Bob couldn’t see the beach through the row of terraced houses that he lived behind. If he’d ever bothered to look out of the bay widow at the end of his caravan, though, he’d have had a fantastic view past the railway line over Borth Bog: Cors Fochno, two-hundred and sixty-four acres of raised peat mire. Bob kept those curtains drawn, couldn’t be bothered with the effort of opening them. It was, I’ll allow, a bit of a drag, literally. Formerly bright fuchsia pink, the curtains were sun-bleached and desiccated. The caravan itself wasn’t even registered as a shed. It had no permission at all.
When one of them remembered, Bob paid the woman who owned the garden in which his caravan slumped something by way of rent or towards the electricity bill. His ‘sort-of landlady’ lived in the three-storey house between Bob, the beach and the sea. Mad Alice, people called her, though she never did anything even slightly insane. Unless it was insane to own six dogs, all old, mostly crocked in some way, a leg missing here, a deaf ear or two there. These dogs she trailed daily along the beach, meeting most everyone in town, greeting all and sundry while they fussed over her charges, anyway the least malodorous of the pack. Her Cavalier King Charles Spaniel, Jason, moved like a spastic Jack-in-the-Box, trotting with its front legs while the rear caught up in a series of sporadic flea-hops. Strangely, people were particularly fond of Jason.
Mad Alice and Sticky Bob didn’t have a rental agreement or anything at all in writing. Most of the time, Bob just gave her the odd jar of produce or some promotional merchandise from ‘The Honey Factory’ where he worked, dispensing golden, amber and rich dark sweetness from around the world out of barrels into jars. Hence, Sticky Bob.

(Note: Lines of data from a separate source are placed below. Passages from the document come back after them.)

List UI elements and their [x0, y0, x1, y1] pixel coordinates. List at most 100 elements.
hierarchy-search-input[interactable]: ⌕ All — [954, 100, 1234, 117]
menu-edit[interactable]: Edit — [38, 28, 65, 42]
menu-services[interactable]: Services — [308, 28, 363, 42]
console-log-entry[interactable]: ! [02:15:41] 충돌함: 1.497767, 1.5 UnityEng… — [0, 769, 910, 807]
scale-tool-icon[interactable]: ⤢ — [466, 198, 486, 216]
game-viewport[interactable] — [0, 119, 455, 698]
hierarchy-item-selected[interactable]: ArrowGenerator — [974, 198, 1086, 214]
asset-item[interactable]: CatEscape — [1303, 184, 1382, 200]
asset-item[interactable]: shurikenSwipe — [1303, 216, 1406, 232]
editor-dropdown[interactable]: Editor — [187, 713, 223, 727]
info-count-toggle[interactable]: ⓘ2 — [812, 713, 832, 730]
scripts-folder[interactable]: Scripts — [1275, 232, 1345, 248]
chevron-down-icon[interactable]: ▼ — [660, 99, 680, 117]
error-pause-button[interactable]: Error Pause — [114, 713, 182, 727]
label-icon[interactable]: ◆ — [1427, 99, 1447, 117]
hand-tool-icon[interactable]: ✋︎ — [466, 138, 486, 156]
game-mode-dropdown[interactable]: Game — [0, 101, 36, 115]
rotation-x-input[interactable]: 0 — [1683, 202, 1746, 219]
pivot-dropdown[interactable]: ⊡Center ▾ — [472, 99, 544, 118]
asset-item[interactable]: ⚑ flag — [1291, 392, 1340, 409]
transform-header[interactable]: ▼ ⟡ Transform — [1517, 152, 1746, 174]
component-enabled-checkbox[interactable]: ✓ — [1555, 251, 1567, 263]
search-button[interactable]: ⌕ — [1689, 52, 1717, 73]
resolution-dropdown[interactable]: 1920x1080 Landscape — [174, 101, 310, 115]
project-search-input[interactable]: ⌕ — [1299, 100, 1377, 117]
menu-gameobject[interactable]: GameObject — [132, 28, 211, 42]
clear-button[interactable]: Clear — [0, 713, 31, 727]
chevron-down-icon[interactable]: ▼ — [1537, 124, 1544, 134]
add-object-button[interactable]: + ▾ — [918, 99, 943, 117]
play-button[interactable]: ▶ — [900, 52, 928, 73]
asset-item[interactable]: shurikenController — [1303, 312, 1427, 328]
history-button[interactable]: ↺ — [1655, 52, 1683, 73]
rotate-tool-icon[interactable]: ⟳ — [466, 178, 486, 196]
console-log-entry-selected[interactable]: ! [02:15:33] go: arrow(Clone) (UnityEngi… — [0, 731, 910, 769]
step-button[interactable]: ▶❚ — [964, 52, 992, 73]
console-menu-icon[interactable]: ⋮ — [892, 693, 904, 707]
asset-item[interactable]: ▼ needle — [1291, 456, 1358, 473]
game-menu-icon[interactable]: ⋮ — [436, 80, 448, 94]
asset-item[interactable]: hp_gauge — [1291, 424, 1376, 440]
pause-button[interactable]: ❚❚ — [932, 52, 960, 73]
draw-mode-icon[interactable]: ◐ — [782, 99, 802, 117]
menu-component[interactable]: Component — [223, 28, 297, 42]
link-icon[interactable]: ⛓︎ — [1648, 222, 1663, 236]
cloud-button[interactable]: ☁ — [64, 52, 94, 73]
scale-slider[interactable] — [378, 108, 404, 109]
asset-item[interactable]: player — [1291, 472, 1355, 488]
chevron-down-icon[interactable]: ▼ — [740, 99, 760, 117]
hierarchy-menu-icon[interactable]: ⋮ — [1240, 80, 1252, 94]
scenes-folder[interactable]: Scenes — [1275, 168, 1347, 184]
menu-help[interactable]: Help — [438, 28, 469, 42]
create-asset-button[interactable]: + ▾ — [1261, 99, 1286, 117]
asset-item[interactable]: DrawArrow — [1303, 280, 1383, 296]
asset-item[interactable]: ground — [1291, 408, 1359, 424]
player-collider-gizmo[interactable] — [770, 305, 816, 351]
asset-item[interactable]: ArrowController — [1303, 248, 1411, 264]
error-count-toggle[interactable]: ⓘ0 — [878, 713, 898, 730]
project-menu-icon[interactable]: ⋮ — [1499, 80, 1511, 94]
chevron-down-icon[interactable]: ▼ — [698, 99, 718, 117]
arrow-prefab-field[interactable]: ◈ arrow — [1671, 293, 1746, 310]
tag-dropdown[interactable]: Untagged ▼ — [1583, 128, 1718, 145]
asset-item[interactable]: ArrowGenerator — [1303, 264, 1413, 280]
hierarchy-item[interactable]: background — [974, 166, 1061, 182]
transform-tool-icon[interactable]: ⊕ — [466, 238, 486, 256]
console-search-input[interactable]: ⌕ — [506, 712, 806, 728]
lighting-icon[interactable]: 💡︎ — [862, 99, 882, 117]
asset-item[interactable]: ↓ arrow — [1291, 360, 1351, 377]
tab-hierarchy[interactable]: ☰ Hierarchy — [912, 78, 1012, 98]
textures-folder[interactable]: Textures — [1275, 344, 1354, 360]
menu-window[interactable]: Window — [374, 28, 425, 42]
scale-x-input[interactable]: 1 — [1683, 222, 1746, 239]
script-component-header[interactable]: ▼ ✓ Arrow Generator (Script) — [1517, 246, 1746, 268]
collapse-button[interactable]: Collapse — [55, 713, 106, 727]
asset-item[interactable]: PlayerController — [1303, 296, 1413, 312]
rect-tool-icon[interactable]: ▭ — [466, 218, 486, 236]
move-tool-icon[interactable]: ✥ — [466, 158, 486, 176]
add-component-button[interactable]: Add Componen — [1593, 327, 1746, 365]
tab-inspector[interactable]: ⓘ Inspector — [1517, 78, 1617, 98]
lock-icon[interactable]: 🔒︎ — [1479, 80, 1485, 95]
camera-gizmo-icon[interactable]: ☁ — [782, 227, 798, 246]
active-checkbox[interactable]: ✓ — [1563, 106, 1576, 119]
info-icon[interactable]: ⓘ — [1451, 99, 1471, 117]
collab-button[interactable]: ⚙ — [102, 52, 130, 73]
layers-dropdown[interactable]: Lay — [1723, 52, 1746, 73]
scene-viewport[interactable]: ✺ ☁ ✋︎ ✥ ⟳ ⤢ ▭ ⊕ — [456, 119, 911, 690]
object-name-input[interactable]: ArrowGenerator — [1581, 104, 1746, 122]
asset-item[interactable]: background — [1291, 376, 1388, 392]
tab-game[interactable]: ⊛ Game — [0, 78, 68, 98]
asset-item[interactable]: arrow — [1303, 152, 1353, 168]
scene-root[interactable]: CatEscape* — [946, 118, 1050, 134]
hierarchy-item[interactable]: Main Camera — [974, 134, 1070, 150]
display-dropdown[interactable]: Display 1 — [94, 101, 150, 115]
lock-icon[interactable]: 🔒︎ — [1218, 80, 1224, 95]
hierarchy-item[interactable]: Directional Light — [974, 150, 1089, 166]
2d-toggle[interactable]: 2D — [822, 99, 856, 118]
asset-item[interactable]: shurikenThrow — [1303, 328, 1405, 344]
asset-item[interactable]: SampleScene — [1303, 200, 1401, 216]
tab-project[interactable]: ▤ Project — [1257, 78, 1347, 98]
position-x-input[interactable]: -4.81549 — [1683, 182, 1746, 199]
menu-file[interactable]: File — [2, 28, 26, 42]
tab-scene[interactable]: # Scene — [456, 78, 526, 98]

Bob drank at The Friendship Inn. Indeed, most of his wages ended up behind the bar in that quirksome pub, flaccid fivers lying in the till drawer smelling of mouldering clover or eucalyptus...
But I’m making Bob’s life sound seedy and it wasn’t, not particularly anyway. It was just a life like any other. A Borth life, true enough, so a tad offbeat, but not excessively disreputable and certainly not threatening, not in any way. Not then. There was a limited edition, locally produced T-shirt, popular among a coterie in the town, that petitioned ‘Keep Borth Weird!’ On the back was a fish, surfing a wave and smoking a joint. Bob just fit. Everyone in Borth had their story and everyone knew everyone else and all about them, though no-one had committed these fables to paper, or rather no-one admitted to that act.
It was in the Friendship that Sticky Bob first had the itch.